2. As condutas descritas no inciso III do parágrafo 1º do artigo 334
são autônomas em relação ao seu caput. Não se pune apenas quem importa
mercadoria sem o pagamento dos impostos devidos, como também, quem importa
fraudulentamente no exercício de atividade comercial ou industrial.
3. Não sendo essa a interpretação, teríamos que admitir que a expressão
"importar fraudulentamente" constante no inciso IIII é redundante e,
portanto, dispensável, na medida em que o caput do artigo 334 já prevê
a conduta de iludir o pagamento de imposto pela entrada de mercadoria.
4. O tipo penal do descaminho, além de resguardar a atividade arrecadatória
do Estado, visa a preservar a função administrativa do comércio aduaneiro.
5. Materialidade comprovada.
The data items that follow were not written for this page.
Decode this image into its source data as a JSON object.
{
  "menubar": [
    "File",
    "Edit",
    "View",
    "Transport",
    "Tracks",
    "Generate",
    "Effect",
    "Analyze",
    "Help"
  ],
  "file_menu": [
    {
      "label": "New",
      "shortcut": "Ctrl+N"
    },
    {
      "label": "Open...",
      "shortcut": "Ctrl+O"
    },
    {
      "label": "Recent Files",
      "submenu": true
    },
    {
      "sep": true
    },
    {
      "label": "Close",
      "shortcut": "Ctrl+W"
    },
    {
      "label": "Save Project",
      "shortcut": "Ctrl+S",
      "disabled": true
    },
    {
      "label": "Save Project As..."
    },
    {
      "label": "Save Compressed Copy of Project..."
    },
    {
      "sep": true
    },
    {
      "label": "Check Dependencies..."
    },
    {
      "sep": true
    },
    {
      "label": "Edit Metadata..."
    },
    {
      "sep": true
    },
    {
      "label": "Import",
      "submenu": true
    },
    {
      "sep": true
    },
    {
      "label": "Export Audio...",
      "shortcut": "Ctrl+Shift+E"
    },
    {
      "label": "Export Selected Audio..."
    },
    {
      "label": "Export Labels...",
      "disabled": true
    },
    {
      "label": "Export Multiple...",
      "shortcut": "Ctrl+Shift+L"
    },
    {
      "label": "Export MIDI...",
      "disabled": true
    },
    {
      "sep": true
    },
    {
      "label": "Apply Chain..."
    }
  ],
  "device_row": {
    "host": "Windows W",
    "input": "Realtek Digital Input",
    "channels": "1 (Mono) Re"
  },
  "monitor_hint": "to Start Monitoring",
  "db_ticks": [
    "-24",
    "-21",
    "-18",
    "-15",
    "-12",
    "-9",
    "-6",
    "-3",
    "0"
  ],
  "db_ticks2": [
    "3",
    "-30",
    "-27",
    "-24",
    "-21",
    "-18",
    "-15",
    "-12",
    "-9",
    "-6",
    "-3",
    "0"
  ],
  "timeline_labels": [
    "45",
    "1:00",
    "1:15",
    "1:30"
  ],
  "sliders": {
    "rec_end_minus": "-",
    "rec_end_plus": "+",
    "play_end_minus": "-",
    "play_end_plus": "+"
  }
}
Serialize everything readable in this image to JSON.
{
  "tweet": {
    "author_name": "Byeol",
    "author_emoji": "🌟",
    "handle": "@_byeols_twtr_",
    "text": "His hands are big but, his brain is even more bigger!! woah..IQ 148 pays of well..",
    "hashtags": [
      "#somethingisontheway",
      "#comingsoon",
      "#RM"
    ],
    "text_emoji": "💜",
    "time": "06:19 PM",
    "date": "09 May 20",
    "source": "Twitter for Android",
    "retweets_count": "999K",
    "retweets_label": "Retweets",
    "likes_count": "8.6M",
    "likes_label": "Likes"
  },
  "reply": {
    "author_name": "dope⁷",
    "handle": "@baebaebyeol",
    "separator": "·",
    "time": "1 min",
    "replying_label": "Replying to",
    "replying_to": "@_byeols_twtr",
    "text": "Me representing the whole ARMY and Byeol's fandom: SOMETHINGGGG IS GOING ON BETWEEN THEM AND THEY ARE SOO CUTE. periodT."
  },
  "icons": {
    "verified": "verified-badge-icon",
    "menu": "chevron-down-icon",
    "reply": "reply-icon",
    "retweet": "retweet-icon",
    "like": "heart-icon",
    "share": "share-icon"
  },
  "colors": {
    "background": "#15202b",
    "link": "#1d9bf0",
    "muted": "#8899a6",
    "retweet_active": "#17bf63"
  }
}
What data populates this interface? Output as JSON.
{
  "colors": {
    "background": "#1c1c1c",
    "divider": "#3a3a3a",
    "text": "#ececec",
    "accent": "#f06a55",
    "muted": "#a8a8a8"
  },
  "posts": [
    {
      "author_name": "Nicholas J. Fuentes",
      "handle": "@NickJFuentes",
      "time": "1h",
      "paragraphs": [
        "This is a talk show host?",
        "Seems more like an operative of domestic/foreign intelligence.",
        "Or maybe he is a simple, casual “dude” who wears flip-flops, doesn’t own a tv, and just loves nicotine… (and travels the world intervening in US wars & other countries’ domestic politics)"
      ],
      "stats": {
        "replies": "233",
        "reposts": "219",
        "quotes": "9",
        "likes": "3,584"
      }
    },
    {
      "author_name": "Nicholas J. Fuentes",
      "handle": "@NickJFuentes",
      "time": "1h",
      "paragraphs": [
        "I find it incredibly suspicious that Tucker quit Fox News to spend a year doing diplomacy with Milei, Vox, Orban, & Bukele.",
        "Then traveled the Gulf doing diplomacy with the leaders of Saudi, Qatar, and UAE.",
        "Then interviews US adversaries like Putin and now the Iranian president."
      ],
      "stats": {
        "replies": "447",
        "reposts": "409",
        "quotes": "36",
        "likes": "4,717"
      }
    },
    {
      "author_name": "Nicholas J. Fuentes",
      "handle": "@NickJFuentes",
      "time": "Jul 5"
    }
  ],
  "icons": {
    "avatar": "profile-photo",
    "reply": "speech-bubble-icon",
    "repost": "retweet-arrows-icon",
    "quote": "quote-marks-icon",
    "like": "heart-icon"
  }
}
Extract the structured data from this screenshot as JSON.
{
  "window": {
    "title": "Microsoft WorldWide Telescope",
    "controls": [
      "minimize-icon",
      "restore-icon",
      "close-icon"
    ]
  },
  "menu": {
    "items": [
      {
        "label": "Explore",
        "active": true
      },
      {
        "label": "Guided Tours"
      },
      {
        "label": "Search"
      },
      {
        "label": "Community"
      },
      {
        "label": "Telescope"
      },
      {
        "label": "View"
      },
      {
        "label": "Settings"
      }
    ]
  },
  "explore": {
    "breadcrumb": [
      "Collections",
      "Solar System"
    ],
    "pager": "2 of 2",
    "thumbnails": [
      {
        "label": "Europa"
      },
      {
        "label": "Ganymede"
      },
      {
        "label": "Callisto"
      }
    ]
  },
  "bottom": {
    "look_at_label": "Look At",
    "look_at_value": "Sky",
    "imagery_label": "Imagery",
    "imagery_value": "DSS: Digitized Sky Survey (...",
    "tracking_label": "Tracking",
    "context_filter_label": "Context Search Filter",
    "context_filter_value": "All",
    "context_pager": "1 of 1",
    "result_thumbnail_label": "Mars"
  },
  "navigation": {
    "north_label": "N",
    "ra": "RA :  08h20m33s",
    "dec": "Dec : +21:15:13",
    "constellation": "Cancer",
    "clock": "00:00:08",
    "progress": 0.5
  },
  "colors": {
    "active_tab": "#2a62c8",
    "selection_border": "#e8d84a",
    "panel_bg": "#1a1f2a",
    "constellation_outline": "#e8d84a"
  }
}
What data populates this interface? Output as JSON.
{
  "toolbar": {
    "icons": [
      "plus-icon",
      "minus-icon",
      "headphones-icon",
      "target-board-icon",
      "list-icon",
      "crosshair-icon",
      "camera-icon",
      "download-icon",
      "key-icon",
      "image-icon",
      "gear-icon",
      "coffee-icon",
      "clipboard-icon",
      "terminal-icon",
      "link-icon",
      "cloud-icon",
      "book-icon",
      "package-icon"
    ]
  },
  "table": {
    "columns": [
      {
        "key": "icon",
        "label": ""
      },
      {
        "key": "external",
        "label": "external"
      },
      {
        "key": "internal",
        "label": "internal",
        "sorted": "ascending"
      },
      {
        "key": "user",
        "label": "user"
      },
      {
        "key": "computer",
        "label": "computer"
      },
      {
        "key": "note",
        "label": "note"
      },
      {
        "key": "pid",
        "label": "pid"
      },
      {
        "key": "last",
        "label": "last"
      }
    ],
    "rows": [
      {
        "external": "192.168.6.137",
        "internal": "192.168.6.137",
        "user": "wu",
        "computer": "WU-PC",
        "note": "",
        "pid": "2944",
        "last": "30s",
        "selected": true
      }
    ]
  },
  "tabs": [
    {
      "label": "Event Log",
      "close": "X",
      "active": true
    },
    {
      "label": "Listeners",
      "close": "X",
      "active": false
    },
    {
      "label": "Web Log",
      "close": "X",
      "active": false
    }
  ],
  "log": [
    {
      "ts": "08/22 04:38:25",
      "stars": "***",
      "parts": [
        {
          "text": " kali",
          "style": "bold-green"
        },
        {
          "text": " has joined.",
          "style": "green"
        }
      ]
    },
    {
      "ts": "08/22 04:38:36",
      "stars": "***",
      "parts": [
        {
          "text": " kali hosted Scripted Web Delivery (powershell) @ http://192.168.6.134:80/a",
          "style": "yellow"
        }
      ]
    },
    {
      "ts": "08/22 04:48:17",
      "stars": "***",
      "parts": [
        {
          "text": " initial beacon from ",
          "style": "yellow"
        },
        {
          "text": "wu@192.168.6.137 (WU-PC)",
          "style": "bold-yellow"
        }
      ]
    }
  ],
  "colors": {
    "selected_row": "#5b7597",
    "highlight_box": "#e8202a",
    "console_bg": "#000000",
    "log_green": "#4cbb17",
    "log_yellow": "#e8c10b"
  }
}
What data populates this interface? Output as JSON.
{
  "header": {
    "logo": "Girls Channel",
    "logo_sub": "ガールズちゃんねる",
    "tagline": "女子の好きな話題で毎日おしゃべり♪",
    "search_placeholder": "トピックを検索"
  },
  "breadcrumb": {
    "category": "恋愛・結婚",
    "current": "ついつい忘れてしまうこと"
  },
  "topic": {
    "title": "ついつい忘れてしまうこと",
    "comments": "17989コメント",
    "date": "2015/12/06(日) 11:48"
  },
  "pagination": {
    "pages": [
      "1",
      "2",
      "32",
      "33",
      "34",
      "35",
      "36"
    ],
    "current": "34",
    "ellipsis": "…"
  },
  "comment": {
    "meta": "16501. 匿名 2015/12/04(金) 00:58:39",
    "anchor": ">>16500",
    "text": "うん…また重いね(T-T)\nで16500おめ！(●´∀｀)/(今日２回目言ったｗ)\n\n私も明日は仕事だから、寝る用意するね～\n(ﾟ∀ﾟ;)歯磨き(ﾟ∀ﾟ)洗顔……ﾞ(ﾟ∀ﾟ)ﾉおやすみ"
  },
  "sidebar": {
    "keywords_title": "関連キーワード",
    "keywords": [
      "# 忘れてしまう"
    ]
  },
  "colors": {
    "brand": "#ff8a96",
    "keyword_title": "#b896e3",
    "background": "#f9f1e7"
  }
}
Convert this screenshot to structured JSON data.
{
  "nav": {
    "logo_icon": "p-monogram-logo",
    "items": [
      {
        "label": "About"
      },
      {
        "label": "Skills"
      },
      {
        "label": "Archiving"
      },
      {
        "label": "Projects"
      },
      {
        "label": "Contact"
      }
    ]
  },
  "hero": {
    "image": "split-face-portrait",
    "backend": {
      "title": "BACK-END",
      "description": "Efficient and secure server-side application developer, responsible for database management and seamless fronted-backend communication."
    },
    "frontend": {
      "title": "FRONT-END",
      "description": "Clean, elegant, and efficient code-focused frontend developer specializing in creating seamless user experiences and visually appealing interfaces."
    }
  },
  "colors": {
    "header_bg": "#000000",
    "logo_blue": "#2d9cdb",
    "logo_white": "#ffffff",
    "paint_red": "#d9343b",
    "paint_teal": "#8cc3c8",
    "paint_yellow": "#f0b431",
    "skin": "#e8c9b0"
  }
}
Representação Fiscal para Fins Penais Processo
nº 15771.720271/2012-73; Auto de Infração e Termo de Apreensão e Guarda
Fiscal nº 081900/09046/11; Declaração de Importação nº 11/1395296-4;
Fatura Comercial INVOICE nº FA20110606/1 e nº FA20110606/2.
6. Autoria demonstrada pelas provas documental e testemunhal, corroboradas
pela confissão judicial dos réus.
7. Pena-base mantida no mínimo legal.
8. O "intricado esquema executado pelos acusados para fraudar o controle
aduaneiro e, com isso, possibilitar a prática do crime de descaminho"
integra o próprio tipo penal, na medida em que, sem a sua prática, não
estaria caracterizada a importação fraudulenta, núcleo da figura equiparada
prevista no artigo 334, parágrafo 1º, inciso III, do Código Penal.
9. Os valores dos equipamentos importados de modo fraudulento não extrapolam
ao ordinário, a fim de justificar a exasperação da pena-base.
10. Concurso formal próprio configurado. Ausência de desígnios autônomos.
11. Nada obstante os processos de importação fraudulenta terem sido
diferentes - na adição 1, nacionalização definitiva por interposta pessoa
e na adição 2, admissão temporária por interposta pessoa -, não se pode
afirmar que os réus agiram com desígnios autônomos. A vontade dos acusados
consistiu na aquisição definitiva de equipamentos mediante a importação
fraudulenta. O fato de terem utilizado mecanismos diferentes de fraude não
significa que tiveram a vontade de realizar dois crimes de descaminho.
12. Valor da prestação pecuniário majorado. A pena pecuniária substitutiva
da pena privativa de liberdade deve ser fixada de maneira a garantir a
proporcionalidade entre a reprimenda substituída e as condições econômicas
do condenado.
13. Afastada a condenação ao pagamento de 20 (vinte) dias-multa, tendo em
vista que o crime de descaminho não prevê a pena de multa no seu preceito
secundário.
14. Comporta acolhida o requerimento de execução provisória da pena,
formulado pela Procuradoria Regional da República em seu parecer. Conforme
já deliberado no âmbito desta C. Décima Primeira Turma por ocasião da
apreciação de questão de ordem por mim suscitada nos autos da Ação
Penal nº 0005715-36.2010.4.03.6181 (em complementação a embargos de
declaração contidos nos mesmos autos), de maneira a conciliar (i) a
nova interpretação dada pelo E. STF quanto à abrangência do princípio
da presunção de não-culpabilidade e suas decorrências, e (ii) o teor
do art. 283 do Código de Processo Penal (que veda o cumprimento de pena
privativa de liberdade cominada ao réu até que tenha transitado em julgado
decisão condenatória) - cuja inconstitucionalidade não foi declarada pela
Corte Suprema -, é possível executar penas outras que não as privativas
de liberdade após condenação do réu (ou manutenção de condenação)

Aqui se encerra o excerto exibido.